米国家運輸安全委員会、Teslaのメディアコントロールユニット故障多発の原因はeMMCのウェアアウトと断定
headless 曰く、米国家運輸安全委員会(NHTSA)は12日、Tesla Model SとModel Xのメディアコントロールユニット(MCU)が3~4年の使用で故障する原因はeMMC NANDフラッシュのウェアアウトだったと発表した(調査結果概要: PDF、 Ars Technicaの記事、 The Registerの記事、 The Next Webの記事)。
eMMCのウェアアウトでTeslaのMCUが早期故障することは以前から知られており、この問題を指摘する動画は昨年5月にYouTubeで公開されて以来67万回以上視聴されているが、NHTSAのOffice of Defects Investigations(ODI)では消費者からの苦情を受けて今年6月から事前調査を開始したという。MCUが故障するとリアビューカメラの映像が映らなくなるほか、結露除去の切り替えができなくなり、Autopilot時やウインカー使用時のチャイムが鳴らなくなるとのこと。

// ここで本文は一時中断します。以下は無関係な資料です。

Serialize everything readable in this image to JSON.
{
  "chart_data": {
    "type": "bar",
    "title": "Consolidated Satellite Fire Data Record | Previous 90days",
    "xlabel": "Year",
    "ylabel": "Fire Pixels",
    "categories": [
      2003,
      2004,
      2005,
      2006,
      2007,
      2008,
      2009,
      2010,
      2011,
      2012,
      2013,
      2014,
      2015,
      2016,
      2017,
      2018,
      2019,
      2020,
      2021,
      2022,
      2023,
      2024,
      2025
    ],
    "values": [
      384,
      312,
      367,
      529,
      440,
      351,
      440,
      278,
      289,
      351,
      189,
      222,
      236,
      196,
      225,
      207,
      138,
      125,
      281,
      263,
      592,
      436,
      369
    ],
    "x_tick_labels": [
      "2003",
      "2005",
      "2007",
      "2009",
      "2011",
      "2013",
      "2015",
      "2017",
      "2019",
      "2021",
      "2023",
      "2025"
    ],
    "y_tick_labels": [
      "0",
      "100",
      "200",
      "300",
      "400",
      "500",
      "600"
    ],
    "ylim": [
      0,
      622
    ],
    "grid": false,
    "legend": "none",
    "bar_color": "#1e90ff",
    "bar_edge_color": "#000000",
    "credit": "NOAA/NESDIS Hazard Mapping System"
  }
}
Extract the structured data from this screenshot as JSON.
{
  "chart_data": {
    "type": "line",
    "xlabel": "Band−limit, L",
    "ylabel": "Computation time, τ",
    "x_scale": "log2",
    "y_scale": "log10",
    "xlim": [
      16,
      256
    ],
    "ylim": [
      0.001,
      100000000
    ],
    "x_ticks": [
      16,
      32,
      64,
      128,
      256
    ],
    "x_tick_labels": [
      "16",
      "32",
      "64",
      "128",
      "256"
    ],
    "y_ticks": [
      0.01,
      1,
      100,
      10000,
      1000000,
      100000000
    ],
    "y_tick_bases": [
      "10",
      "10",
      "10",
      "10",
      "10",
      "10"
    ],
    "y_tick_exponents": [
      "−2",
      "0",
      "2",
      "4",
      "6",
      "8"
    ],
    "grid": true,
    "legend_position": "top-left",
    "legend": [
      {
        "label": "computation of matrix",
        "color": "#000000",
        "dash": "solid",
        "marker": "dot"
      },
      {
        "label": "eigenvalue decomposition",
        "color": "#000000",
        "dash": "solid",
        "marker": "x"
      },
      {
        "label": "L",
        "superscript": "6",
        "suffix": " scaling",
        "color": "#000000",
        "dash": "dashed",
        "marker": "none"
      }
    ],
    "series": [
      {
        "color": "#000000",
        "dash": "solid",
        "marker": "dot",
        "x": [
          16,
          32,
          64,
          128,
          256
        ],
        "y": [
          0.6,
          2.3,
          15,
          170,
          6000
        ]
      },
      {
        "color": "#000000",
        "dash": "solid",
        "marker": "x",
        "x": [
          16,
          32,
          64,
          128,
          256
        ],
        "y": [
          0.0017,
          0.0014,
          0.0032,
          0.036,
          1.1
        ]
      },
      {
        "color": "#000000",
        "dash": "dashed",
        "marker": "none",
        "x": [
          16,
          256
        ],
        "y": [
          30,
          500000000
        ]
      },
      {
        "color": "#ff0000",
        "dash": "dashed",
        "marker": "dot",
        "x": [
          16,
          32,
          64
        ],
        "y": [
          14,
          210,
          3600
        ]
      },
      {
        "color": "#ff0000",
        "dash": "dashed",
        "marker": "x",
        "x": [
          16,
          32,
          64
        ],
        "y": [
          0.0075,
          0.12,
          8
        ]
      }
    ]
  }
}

ODIが受けた苦情は537件。ODIが確認したところ、Teslaは2,399件の苦情を受けているほか、製品保証で交換したMCUは7,777台、保証外で交換したMCUは4,746台に上る。問題のMCUはNVIDIA Tegra 3プロセッサーを搭載し、8GBのeMMCが統合されたもので、2018年の初めまでに生産された2012年式~2018年式のModel Sと2016年式~2018年式のModel X、合計およそ159,000台が搭載しているそうだ。
TeslaではeMMCの書き換え回数を減らしたり、エラー発生時の影響を緩和したりする更新プログラムをOTA配信しているが、該当MCU搭載車が走り続ける限り今後も故障は継続して起きると述べているという。ODIでは技術解析を開始しており、この問題の影響範囲や発生頻度、安全性に関連した影響などを調査していくとのことだ。